Selain itu terdapat pula paseng yang berbentuk dialog, misalnya dialog antara cerdik cendekiawan kerajaan Bone, La Mellong Kajaolaliddo dengan Raja Bone, yang berisi wejangan dan nasihat kepada Raja Bone mengenai cara-cara mengatur negara dan pemerintahan; dialog antara Maccaé ri Luwu (cerdik cendekiawan dari Luwu) dengan calon Datu Soppeng, La Basok To Akkarangeng, yang berisi wejangan mengenai tata cara pengaturan negara, penegakan hukum, dan cara memerintah orang Soppeng. Dalam paseng-paseng tersebut, tercermin dengan jelas nilai-nilai utama budaya orang Bugis, yang dianggap sebagai pedoman dalam kehidupan kulturalnya. Paseng jenis ini sebagian telah ditulis di dalam lontarak dan menggunakan aksara lontarak orang-orang Bugis.

(3)

Puisi paseng dalam kesusastraan orang Bugis, adalah pesan atau wasiat orang-orang tua yang diwariskan secara lisan dari generasi ke generasi dalam bentuk puitik. Paseng puitis atau sebutlah puisi paseng umumnya dikemukakan secara singkat dan padat. Makna setiap kata yang digunakan memerlukan pengungkapan lebih lanjut. Di bawah ini dipilih untuk dibahas satu puisi paseng, beserta konteks sosial budayanya, sebagai contoh:

Sadda mappabbati ada,
Ada mappabbati gauk,
Gauk mappannessa tau.

Temmettok nawa-nawa majak
Tellessuk ada-ada bellé
Teppugauk gauk macéko
Temmakkatuna ri padanna Tau
Tettakkalupa ri apoléngenna
.

Suara mewujudkan kata,
Kata mewujudkan perbuatan,
Perbuatan membuktikan manusia.

Tak membersitkan pikiran jahat
Tak mengeluarkan kata dusta
Tak melakukan perbuatan culas
Tak menghinakan sesama manusia
Tak melupakan asal kedatangan (pencipta)-nya.

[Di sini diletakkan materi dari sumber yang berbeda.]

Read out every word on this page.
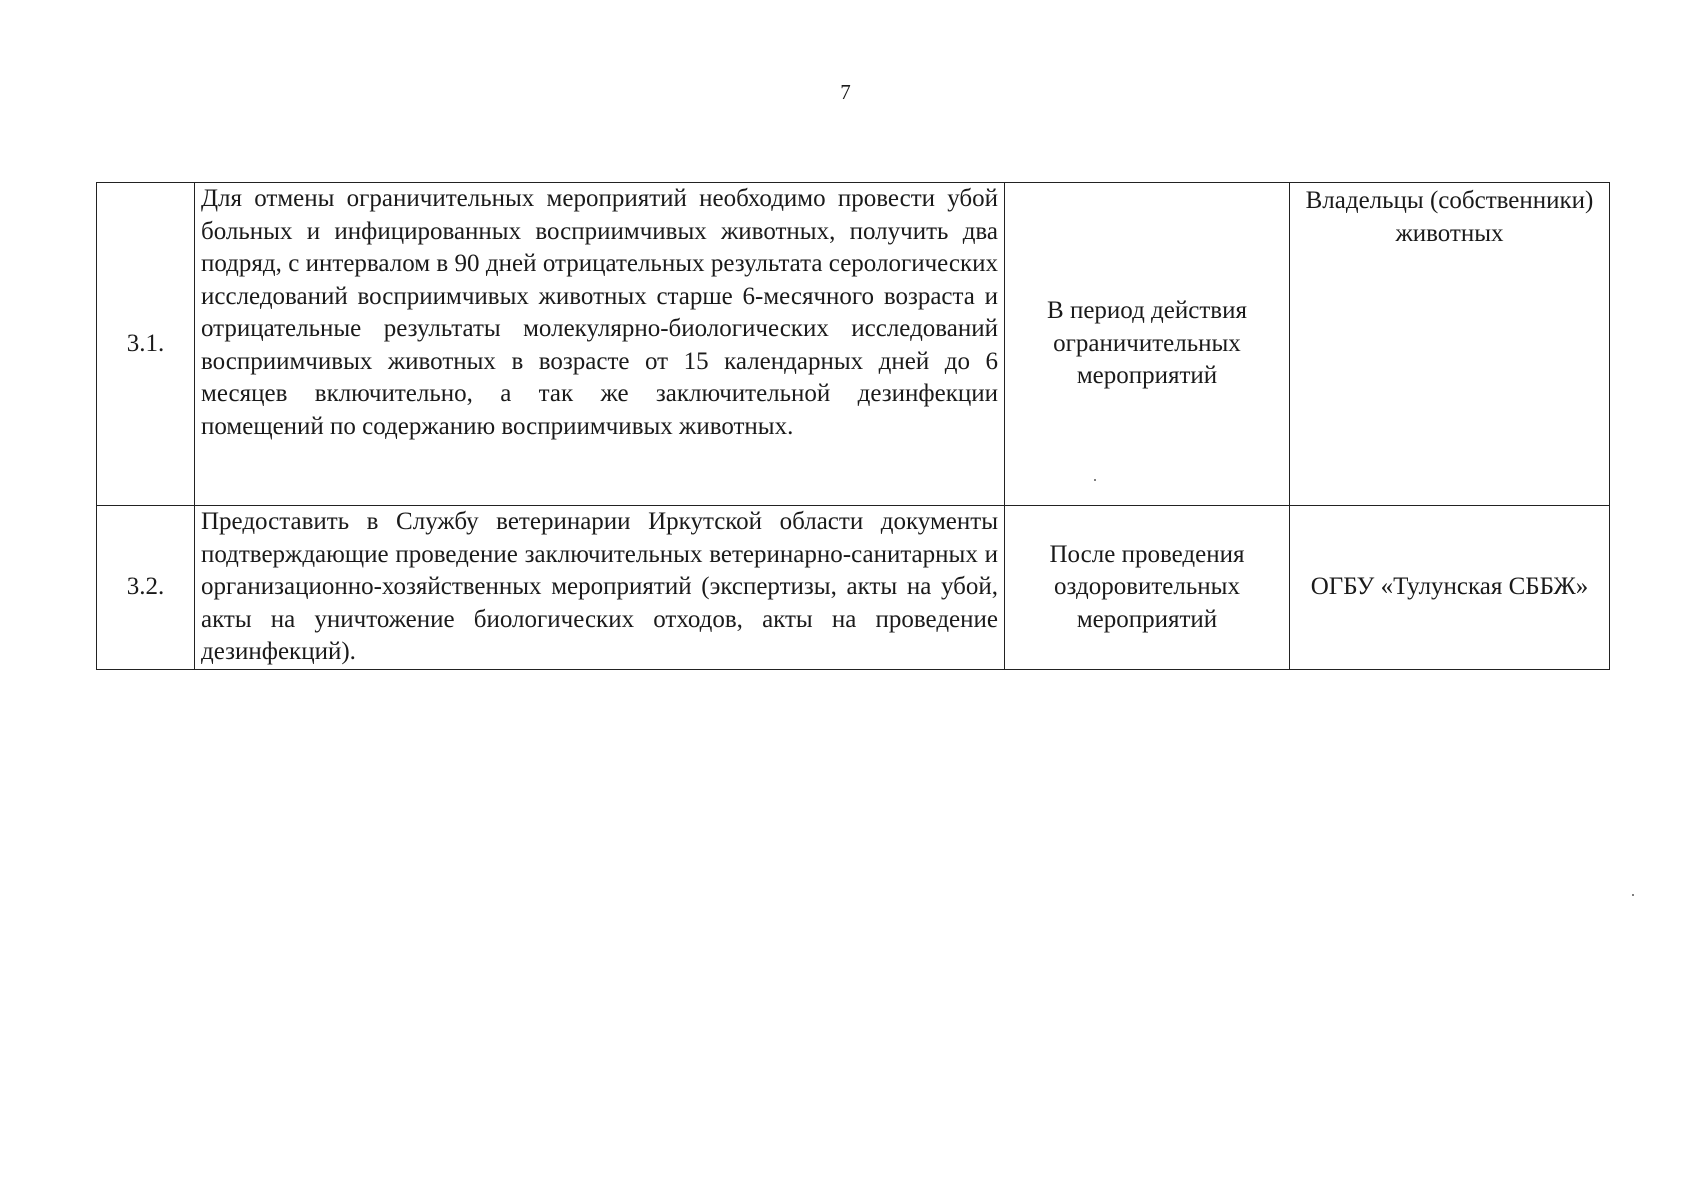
7
3.1.	Для отмены ограничительных мероприятий необходимо провести убой больных и инфицированных восприимчивых животных, получить два подряд, с интервалом в 90 дней отрицательных результата серологических исследований восприимчивых животных старше 6-месячного возраста и отрицательные результаты молекулярно-биологических исследований восприимчивых животных в возрасте от 15 календарных дней до 6 месяцев включительно, а так же заключительной дезинфекции помещений по содержанию восприимчивых животных.	В период действия ограничительных мероприятий	Владельцы (собственники) животных

3.2.	Предоставить в Службу ветеринарии Иркутской области документы подтверждающие проведение заключительных ветеринарно-санитарных и организационно-хозяйственных мероприятий (экспертизы, акты на убой, акты на уничтожение биологических отходов, акты на проведение дезинфекций).	После проведения оздоровительных мероприятий	ОГБУ «Тулунская СББЖ»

[Sumber: Matowa Ujung Coa (berusia 110 tahun ketika meninggal) tahun 1972]

Pemiliknya menganggap paseng ini sakral. Ia menurunkannya kepada anak cucunya, setelah ia merasa telah berada di ujung perjalanan hidupnya. Alasannya jelas. Ia menjadikan paseng ini sebagai ‘pakaian kelaki-lakian’, serta kuatir anak cucunya yang belum matang menyalahgunakannya.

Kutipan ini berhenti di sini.